My run_pipetask.sh file looks like this (and yes the #!/bin/sh is necessary):

#!/bin/sh

source /opt/lsst/software/stack/loadLSST.bash
setup lsst_distrib

pipetask --long-log --log-file test.log run -b '/global/cfs/cdirs/lsst/production/gen3/DC2/Run2.2i/repo/butler-schema-migration.yaml' -i 'u/descdm/coadds_Y1_4430','u/plarsen/ssi_test_schemamigration2' -p test-injection-new.yaml#step3c -d "band='g' AND tract=4430 AND skymap='DC2'" -o 'u/plarsen/ssi_test_injected_schemamigration2' --register-dataset-types -j8

Then submit this in the normal way with

sbatch run_injection.sh

And to look at the status use

squeue –me

Note:

for step 3 to run correctly I had to remove links to truth matching from your pipeline yaml file , as I didn’t have the truth catalogs ingested into the butler. Once a fix is found for this we can add it to the notes.

Now continue to run

pipetask --long-log --log-file test.log run -b '/global/cfs/cdirs/lsst/production/gen3/DC2/Run2.2i/repo/butler-schema-migration.yaml' -i 'u/descdm/coadds_Y1_4430','u/plarsen/ssi_test_schemamigration2' -p test-injection-new.yaml#step2 -d "band='g' AND tract=4430 AND skymap='DC2'" -o 'u/plarsen/ssi_test_injected_schemamigration2' --register-dataset-types -j64

And for step3, it will run the injection as part of this, and then measure object catalogs out of it, watch out though things like the deblender take a long time to run!

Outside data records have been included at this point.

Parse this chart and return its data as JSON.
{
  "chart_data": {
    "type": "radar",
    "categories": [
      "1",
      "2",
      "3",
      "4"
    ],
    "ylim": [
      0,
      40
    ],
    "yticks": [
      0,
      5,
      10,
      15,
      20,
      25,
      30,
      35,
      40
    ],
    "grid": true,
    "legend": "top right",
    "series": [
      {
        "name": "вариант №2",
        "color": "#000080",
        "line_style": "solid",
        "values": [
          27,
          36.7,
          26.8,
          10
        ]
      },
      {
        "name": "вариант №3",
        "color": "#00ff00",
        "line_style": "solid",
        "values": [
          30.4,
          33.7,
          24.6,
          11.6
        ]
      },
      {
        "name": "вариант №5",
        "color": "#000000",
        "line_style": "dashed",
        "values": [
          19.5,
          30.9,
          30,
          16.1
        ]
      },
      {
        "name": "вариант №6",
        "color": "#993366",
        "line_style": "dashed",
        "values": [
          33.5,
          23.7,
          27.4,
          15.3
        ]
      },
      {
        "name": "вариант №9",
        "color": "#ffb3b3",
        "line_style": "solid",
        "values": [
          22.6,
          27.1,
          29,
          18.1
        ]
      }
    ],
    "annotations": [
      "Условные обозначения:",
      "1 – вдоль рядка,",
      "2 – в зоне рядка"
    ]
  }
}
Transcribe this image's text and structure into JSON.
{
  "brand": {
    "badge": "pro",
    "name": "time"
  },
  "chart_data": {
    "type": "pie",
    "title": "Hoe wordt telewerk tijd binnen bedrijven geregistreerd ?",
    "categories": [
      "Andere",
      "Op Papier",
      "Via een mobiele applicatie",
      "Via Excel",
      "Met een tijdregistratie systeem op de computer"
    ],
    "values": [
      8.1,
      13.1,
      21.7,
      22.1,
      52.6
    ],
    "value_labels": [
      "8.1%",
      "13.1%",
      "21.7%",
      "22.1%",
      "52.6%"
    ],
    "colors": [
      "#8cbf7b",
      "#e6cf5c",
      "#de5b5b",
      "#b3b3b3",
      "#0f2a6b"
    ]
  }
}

pipetask --long-log --log-file test.log run -b '/global/cfs/cdirs/lsst/production/gen3/DC2/Run2.2i/repo/butler-schema-migration.yaml' -i 'u/descdm/coadds_Y1_4430','u/plarsen/ssi_test_schemamigration2' -p test-injection-new.yaml#step3 -d "band='g' AND tract=4430 AND skymap='DC2'" -o 'u/plarsen/ssi_test_injected_schemamigration2' --register-dataset-types -j64

Then theoretically you should be done!